With my previous comment I think we could merge 1) and 3) so it displays both local and imported builds matching VCS info.

I don't think it is a good idea to mix builds from specific builder with the imported builds in desktop storage. They look very different concepts and also there is some overhead of loading both.

I do get that while "instance builds", "desktop builds", "ci builds" are all "build sources", the "current directory" case is more like a filter, that could maybe be applied to all sources, and maybe should be one case of more generic filtering mechanism (eg. another filter could be by a Dockerfile name). Still question about the flags for these.

Maybe a shorthand --desktop that would be --builder=_imported as a global flag?

Possibly indeed. And --ci ? Or would --local/--imported make more sense for --desktop?

I was thinking maybe inspect could print the list of blobs attached to the record with digest: content-type and then inspect blob --digest sha256:... to get it?

This would mean you always need to run a command to copy digest if you wish to, for example, download a provenance/trace/sbom/error for a build. Not ideal I think.

Command will be quite huge though so maybe a new docker buildx history blob to interact with blobs for a record?

I'm ok with the subcommand but UX question is still how to set what type and platform of blob is needed. I don't want to hardcode the names as well if we should add more; that's why I thought maybe the media type is the ok solution.

[dvdksn]

Maybe a shorthand --desktop that would be --builder=_imported as a global flag?

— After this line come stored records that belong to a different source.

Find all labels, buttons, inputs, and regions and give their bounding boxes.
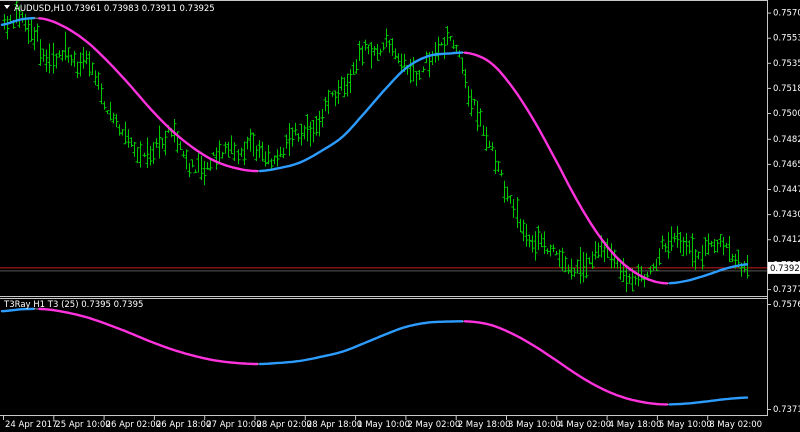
price-tick-label: 0.75705 (773, 9, 800, 19)
indicator-scale-bottom: 0.7371 (773, 405, 800, 415)
time-tick-label: 2 May 02:00 (407, 420, 460, 430)
price-tick-label: 0.74650 (773, 160, 800, 170)
chart-window[interactable]: AUDUSD,H1 0.73961 0.73983 0.73911 0.7392… (0, 0, 800, 432)
time-tick-label: 8 May 02:00 (709, 420, 762, 430)
price-tick-label: 0.75530 (773, 34, 800, 44)
price-tick-label: 0.75005 (773, 109, 800, 119)
time-tick-label: 4 May 18:00 (609, 420, 662, 430)
time-tick-label: 26 Apr 02:00 (106, 420, 161, 430)
time-tick-label: 4 May 02:00 (558, 420, 611, 430)
price-tick-label: 0.74125 (773, 235, 800, 245)
symbol-label: AUDUSD,H1 (14, 4, 65, 14)
price-tick-label: 0.74825 (773, 135, 800, 145)
price-tick-label: 0.75355 (773, 59, 800, 69)
time-tick-label: 2 May 18:00 (458, 420, 511, 430)
price-tick-label: 0.74475 (773, 185, 800, 195)
time-tick-label: 1 May 10:00 (357, 420, 410, 430)
time-tick-label: 27 Apr 10:00 (206, 420, 261, 430)
time-tick-label: 28 Apr 18:00 (307, 420, 362, 430)
price-tick-label: 0.75180 (773, 84, 800, 94)
time-tick-label: 3 May 10:00 (508, 420, 561, 430)
ohlc-values: 0.73961 0.73983 0.73911 0.73925 (66, 4, 215, 14)
symbol-header: AUDUSD,H1 0.73961 0.73983 0.73911 0.7392… (4, 4, 215, 14)
time-tick-label: 26 Apr 18:00 (156, 420, 211, 430)
indicator-scale-top: 0.7576 (773, 300, 800, 310)
indicator-label: T3Ray H1 T3 (25) 0.7395 0.7395 (3, 300, 143, 310)
time-tick-label: 5 May 10:00 (659, 420, 712, 430)
price-tick-label: 0.74300 (773, 210, 800, 220)
current-price-label: 0.73925 (770, 264, 800, 274)
time-tick-label: 25 Apr 10:00 (55, 420, 110, 430)
time-tick-label: 28 Apr 02:00 (257, 420, 312, 430)
price-tick-label: 0.73777 (773, 285, 800, 295)
time-tick-label: 24 Apr 2017 (5, 420, 58, 430)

Possibly indeed. And --ci ? Or would --local/--imported make more sense for --desktop?

--desktop seems like a good abstraction. For the other properties, maybe a generic --filter option?

• --desktop and --builder to define the store and builder
• --filter to within that scope

E.g.

docker buildx history --builder my-builder ls
docker buildx history --desktop ls
docker buildx history --desktop --filter src=imported ls

And, not for the first iteration, but, I guess we could imagine more ways to filter the ls view. E.g.,

docker buildx history \
    --builder cloud-docker-default \
    --filter context=https://github.com/foo/bar.git \
    --filter duration=>1m \
    --filter created=2025-01-01:2025-01-09 \
    --filter status=failed \
    --filter platform=linux/amd64 \
    --filter tag=foo/bar:v1 \
    ls

This proposal doesn't currently clarify syntax for viewing raw files like attestations, traces, image configs etc. If the build is multi-platform, then the attestations are per-platform.

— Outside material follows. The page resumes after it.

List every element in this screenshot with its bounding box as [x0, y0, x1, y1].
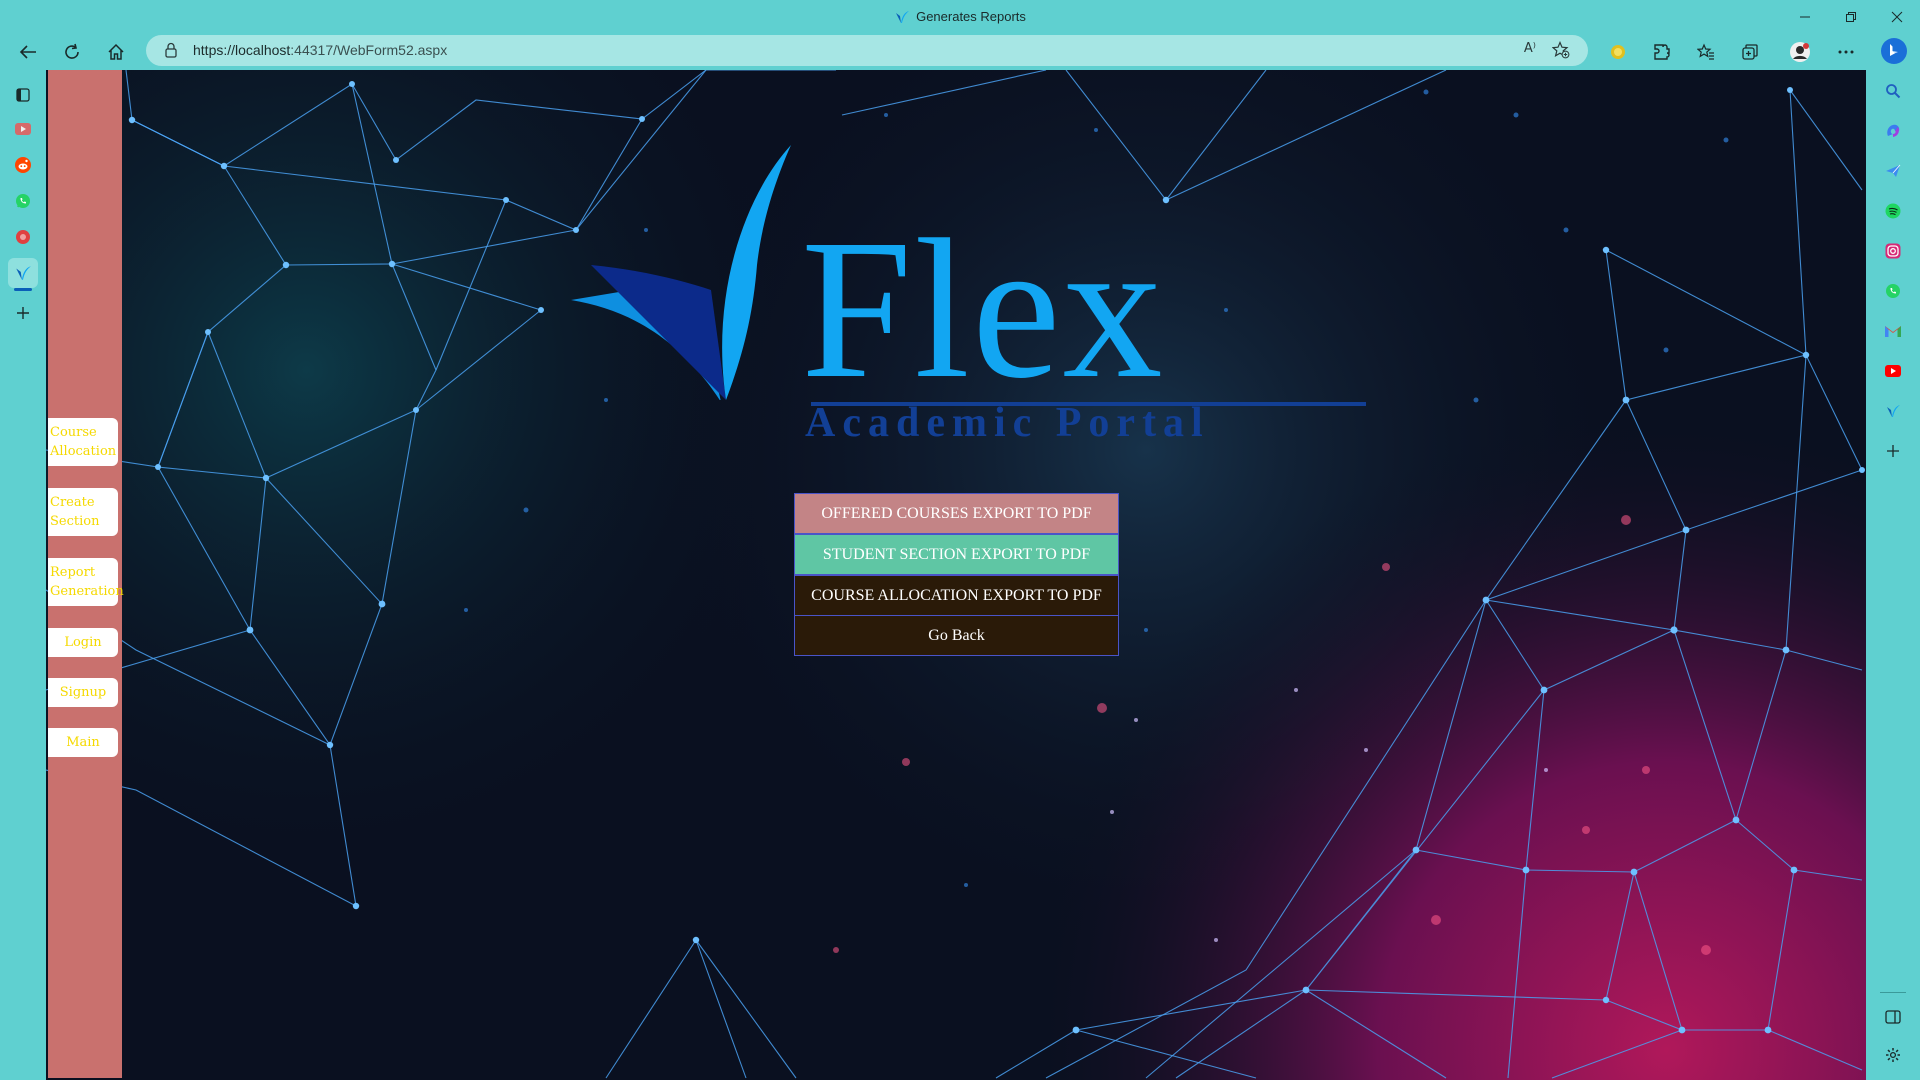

Is something like docker buildx history inspect --type=https://slsa.dev/provenance/v0.2 --platform=linux/arm64 foo too hacky or ok?

How about reusing the --provenance and --sbom shorthands? Maybe not as flexible as the above but easier to use.

[crazy-max]

The token is needed to pull the .dockerbuild files from Github via the REST API. This is not run in Github itself so GITHUB_REPOSITORY is not defined.

Ah ok this is to download the artifact through GitHub API, looks good then!

But we can get the repo address by looking for the origin URL in .git.

Yes good point

Possibly indeed. And --ci ? Or would --local/--imported make more sense for --desktop?

--desktop seems like a good abstraction. For the other properties, maybe a generic --filter option?

* `--desktop` and `--builder` to define the store and builder

The local store was strictly linked to the Docker Desktop case but with the history command now being able to import builds and inspect them I agree that --desktop is not that generic enough. I think --imported is good then. --local could be confused with local docker engine.

This would mean you always need to run a command to copy digest if you wish to, for example, download a provenance/trace/sbom/error for a build. Not ideal I think.

You're right, it feels better to use the content type as input but still think we should have a way to print attached blobs and display <content-type>: <digest> or just <content-type> through inspect.

How about reusing the --provenance and --sbom shorthands? Maybe not as flexible as the above but easier to use.

Yeah they could be shorthand for --type=.